Ho scoperto che le poste italiane, per informarmi che un concittadino mi ha donato cinque euro, mi manda un plico con ben quattro fogli di carta A4.

Spero che Brunetta, prima o poi, s’accorga anche di questo, se vuole portare l’Italia nel terzo millennio.

Un antidoto contro la disperazione

Più volte ho fatto pubblica confessione di essere un apolide a livello politico, talvolta poi, vedendo comportamenti sempre più deludenti e prese di posizione arroganti, insulti impietosi o il ricorso ad “armi improprie”, dovrei confessare di essere perfino “disperato”. Mi sono addirittura sorpreso a pregare il Signore che mi facesse la grazia di prendere una cotta per un partito, di infatuarmi di un personaggio politico, per avere almeno la falsa illusione di aver trovato un appiglio che regga. Niente! Proprio niente!
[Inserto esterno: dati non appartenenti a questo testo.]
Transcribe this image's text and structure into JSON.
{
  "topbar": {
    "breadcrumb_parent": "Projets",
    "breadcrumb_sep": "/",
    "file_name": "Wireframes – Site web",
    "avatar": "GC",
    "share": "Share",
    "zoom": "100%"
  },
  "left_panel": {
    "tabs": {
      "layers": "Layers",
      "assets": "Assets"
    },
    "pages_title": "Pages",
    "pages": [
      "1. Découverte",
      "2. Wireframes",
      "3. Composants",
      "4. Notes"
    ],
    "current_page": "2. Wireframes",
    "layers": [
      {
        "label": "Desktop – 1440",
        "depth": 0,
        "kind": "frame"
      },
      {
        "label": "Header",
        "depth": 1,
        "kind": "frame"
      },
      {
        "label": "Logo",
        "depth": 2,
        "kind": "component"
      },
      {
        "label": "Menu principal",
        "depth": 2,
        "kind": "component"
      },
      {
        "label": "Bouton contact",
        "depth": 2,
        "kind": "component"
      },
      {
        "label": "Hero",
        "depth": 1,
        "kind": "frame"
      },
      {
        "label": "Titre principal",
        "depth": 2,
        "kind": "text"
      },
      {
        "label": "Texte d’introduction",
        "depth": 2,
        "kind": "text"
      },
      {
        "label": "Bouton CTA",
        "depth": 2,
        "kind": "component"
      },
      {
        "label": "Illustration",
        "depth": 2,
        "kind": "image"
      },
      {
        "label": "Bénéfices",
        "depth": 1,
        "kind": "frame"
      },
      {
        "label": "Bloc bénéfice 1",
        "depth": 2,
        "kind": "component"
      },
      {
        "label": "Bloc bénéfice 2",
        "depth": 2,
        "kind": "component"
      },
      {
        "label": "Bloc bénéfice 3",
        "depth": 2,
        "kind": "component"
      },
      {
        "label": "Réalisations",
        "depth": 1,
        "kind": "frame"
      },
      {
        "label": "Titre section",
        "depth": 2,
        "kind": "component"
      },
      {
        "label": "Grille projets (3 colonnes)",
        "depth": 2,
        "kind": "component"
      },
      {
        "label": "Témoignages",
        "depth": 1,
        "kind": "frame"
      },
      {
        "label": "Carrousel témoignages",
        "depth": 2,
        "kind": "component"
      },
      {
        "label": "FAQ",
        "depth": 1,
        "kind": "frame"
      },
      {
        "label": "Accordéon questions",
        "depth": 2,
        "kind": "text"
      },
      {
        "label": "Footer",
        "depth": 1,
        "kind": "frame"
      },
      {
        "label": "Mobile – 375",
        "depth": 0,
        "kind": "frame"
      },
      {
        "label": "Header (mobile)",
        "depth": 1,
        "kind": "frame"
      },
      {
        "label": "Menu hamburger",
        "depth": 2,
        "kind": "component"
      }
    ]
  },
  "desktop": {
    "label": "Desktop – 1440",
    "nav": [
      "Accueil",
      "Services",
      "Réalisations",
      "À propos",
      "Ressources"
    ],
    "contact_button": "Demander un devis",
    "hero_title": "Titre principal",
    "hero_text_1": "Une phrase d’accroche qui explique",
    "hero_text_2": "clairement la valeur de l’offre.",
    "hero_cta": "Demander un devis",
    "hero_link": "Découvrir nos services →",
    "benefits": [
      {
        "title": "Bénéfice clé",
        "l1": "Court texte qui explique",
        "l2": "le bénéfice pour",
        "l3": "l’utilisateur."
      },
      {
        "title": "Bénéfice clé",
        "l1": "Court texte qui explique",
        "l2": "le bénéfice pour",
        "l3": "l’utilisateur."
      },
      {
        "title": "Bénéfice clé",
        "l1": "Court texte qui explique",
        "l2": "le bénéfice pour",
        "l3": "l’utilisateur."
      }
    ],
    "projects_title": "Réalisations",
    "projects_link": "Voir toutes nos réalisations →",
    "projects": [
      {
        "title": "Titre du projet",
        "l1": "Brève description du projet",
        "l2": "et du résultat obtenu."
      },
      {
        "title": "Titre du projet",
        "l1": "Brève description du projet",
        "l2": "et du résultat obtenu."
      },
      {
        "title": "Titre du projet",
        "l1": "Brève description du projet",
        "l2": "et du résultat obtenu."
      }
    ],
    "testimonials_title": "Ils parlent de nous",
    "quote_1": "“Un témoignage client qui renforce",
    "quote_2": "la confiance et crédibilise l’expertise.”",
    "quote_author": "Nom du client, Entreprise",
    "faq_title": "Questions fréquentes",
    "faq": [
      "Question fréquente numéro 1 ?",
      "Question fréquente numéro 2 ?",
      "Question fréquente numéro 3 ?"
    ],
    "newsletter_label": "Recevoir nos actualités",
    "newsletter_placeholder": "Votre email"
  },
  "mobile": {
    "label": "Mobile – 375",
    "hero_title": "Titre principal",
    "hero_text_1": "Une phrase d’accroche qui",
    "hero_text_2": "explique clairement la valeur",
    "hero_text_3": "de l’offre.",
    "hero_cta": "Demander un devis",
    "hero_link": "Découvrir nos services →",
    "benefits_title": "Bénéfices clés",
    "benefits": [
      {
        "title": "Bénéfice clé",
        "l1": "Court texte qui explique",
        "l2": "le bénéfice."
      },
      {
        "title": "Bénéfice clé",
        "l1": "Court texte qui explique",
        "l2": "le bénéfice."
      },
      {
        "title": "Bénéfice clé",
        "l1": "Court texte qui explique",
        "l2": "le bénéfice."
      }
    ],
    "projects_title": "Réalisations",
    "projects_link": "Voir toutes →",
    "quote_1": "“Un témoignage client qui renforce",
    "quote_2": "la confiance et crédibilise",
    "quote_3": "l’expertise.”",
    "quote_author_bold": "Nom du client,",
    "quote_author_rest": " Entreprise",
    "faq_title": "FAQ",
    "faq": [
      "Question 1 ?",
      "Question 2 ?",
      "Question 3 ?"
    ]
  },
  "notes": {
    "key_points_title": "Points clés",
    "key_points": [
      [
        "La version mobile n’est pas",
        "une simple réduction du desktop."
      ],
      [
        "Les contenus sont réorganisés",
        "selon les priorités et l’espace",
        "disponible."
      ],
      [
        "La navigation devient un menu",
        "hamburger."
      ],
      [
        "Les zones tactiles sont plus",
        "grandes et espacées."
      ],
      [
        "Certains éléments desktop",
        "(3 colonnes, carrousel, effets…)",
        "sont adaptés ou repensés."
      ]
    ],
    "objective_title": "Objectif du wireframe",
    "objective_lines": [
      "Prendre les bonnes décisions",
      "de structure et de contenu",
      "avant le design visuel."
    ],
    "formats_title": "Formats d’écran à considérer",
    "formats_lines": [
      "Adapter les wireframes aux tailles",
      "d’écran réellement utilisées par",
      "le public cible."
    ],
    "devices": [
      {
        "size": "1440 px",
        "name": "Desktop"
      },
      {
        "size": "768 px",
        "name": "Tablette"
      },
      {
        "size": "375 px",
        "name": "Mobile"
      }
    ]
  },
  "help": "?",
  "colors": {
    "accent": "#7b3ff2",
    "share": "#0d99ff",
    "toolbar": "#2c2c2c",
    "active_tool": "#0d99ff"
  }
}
Quando comincio a guardare con gli “occhiali buoni” non scopro che prepotenza, arroganza, attaccamento alla sedia, volontà assoluta di primeggiare, incoerenza a tutti i livelli di un tatticismo furbesco ed interessato che non ha proprio nulla a che fare con le qualità di un capo, che deve guidare soprattutto con la vita e non con le chiacchiere.

Spesso invidio amici e concittadini che sono ancora dei politicamente “credenti”. Tutto questo vale per i politici, ma anche per tante altre componenti della nostra società e soprattutto del nostro Paese che non sto a citare solo per carità cristiana. Girando gli occhi attorno, preti compresi, mi pare che si “salvino” solamente i vigili del fuoco e la polizia stradale!

In questi giorni fortunatamente m’ha dato una mano un pensiero di Madre Teresa di Calcutta, donna che se ne intendeva di “poveri uomini”, il cui pensiero ho trovato nel mensile “Sole sul nuovo giorno”. Diceva la vecchietta di Calcutta: «Io non sono che una povera e piccola goccia d’acqua, ma il grande oceano è formato da piccole povere gocce d’acqua».

Mi sono ripreso riproponendomi di condurre la mia piccola guerra personale, nonostante tutto! Credo che i testimoni autentici l’abbiano sempre pensata così. Infatti il mio maestro, don Primo Mazzolari, ne “L’impegno con Cristo”, scrive: “Come la primavera comincia col primo fiore e la notte con la prima stella, così il mondo nuovo comincia quando uno decide di essere una “creatura nuova”: Dono perciò a tutti questo antidoto contro la disperazione.

Una preziosa riflessione del Cardinale Martini

Confesso che io avevo una conoscenza molto approssimativa del cardinal Martini, già Arcivescovo di Milano. Nella mia memoria avevo impresso l’immagine imponente e ieratica di questo prelato, sapevo che era un gesuita esperto biblista e sapevo che “governava” la diocesi più numerosa ed importante del nostro Paese, tanto che m’ero fatto l’idea che egli fosse il “governatore” ecclesiastico di quella “gran Milan”, industriosissima ed efficiente a livello civile, che da sempre si contrappone alla paciosa ed intrigante capitale. Così pensavo che anche in campo religioso intercorressero con Roma gli stessi rapporti che intercorrono in campo civile tra l’efficiente e ricca capitale della Lombardia e Roma, pesante e burocratica.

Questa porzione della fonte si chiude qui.